FarmBot, from a hardware perspective, is just a raspberry pi plugged into an Arduino-like microcontroller. You could flash Raspberry Pi OS onto your SD Card and then write a script to handle the test from /dev/ttyUSB0. It’s all ASCII based- there is no magic binary protocol to learn. You could even run a cable from the Farmduino to your laptop and control the device from a terminal emulator if you wanted to.

I would imagine that in Elixir we could expose the low-level operations of the FarmBot via a JSON API in a single file that just takes in args and calls the same functions you use now to emit GCode to the Farmduino.

There are a lot of things that seem “easy enough” to do. Unfortunately, adding new developer APIs implies that we will support them for a very long time. If we make the decision to create a new set of RPC APIs, we have essentially doubled the cost of ownership for our RPC system (again, we only have one FBOS maintainer- me). People will begin to write critical systems on top of the new APIs, and we are then in a position where we must support these users or jeopardize system stability. A good example is the Farmware system- we specifically said that it was beta only and could be changed without notice. When the system had scalability problems, or we needed to make changes to the system because of unrelated environmental issues, people would become very disappointed with that, regardless of the fact that we provided numerous disclaimers about the stability.

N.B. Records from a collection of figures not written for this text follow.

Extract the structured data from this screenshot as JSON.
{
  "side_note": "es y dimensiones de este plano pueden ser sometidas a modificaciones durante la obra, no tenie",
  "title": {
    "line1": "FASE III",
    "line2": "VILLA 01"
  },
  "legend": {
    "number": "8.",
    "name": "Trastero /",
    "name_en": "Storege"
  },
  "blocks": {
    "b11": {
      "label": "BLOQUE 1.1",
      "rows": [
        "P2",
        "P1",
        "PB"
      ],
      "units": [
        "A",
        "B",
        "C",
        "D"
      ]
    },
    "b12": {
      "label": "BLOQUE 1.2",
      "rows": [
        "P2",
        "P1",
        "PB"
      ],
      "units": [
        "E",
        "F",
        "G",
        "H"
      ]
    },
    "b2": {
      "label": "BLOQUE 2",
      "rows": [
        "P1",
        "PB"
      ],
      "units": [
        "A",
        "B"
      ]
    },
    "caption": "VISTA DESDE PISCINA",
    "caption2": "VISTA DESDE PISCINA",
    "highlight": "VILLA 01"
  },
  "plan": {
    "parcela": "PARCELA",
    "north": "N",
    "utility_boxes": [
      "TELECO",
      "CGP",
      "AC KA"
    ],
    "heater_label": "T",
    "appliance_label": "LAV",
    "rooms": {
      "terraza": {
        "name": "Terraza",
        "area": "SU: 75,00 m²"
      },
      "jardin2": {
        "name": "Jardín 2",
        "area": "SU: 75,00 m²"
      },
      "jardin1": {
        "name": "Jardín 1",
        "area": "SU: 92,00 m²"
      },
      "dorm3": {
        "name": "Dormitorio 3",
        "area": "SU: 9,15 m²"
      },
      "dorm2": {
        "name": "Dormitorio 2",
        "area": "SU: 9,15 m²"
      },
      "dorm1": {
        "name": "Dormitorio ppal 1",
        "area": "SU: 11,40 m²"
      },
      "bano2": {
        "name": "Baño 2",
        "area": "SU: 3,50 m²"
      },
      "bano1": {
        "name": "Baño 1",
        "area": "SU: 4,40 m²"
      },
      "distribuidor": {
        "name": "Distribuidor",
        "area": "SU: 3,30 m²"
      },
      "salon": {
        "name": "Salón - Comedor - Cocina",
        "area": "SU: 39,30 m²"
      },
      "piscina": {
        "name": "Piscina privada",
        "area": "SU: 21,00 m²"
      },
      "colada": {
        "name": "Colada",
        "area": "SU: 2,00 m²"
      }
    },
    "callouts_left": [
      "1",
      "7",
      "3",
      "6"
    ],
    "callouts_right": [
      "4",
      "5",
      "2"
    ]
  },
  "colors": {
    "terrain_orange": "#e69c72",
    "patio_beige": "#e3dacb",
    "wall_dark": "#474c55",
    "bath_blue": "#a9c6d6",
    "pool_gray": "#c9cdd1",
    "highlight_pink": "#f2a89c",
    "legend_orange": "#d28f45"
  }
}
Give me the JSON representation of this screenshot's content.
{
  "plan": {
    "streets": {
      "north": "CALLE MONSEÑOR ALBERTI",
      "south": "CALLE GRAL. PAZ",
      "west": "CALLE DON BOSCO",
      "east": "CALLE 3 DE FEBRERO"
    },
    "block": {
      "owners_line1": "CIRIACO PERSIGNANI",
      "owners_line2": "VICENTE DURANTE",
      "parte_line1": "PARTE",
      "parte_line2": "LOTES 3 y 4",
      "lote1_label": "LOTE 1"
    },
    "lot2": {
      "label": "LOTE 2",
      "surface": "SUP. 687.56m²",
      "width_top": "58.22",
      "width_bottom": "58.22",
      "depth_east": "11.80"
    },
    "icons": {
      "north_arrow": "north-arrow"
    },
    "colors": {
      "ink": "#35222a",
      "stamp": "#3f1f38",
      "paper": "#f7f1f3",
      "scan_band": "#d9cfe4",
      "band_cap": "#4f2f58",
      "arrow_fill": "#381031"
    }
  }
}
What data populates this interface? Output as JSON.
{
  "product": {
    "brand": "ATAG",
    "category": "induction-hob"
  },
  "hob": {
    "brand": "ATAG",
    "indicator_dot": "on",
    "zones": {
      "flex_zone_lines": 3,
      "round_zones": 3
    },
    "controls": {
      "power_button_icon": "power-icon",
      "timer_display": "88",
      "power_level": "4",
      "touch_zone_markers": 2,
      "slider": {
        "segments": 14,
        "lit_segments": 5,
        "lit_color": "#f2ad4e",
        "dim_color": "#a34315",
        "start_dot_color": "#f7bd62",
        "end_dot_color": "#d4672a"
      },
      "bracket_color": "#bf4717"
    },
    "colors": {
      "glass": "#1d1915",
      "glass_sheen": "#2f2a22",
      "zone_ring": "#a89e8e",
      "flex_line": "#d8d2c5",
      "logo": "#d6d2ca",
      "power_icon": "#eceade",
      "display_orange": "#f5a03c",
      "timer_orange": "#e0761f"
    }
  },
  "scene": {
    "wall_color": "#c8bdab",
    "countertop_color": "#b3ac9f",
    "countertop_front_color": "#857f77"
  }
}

The API you are suggesting is not impossible, but it does not fit into our long-term roadmap, and creating new developer APIs is not a tax you pay once at the time of development. It requires an extreme amount of forethought and constant maintenance as the system evolves. We learned this the hard way with the Farmware subsystem and won’t repeat that mistake. We simply don’t have the resources to say “yes” to every feature request that is suggested. I hope you can understand that.

If you still wanted to implement the API yourself, the file can be found here. This is the HTTP server that the configurator exposes and it would be a good starting point if you are truly interested in contributing code to FBOS. By all means, do feel free to fork FarmBot OS. That is the beauty of Open Source. I can’t teach you how to write Elixir code (great resource here if you are new to the language), but I’d be happy to answer questions you have about environment setup.

Would that not be an easier way to enable this kind of thing rather than requiring a custom OS build? I guess I was hoping that we could contribute something of use to the community, rather than just go build our own playground.

The best solution would be to add additions to the Lua sandbox. Lua has long term support.

It just seems like it would be ideal if there was also the hacker access point so that we could easily connect and control the bot from our own random scripts without requiring cloud access.

Again, your best bet would be to either fork FBOS to meet your needs or write a script that runs on Raspberry Pi OS and which writes directly to the Farmduino’s serial bus.

Thanks a lot for your help and explanations.

No problem! Happy to answer any questions you have, regardless of which solution you chose moving forward. Please let me know if you need help along the way, either here or via PM. This helps us find places that the developer docs need updating.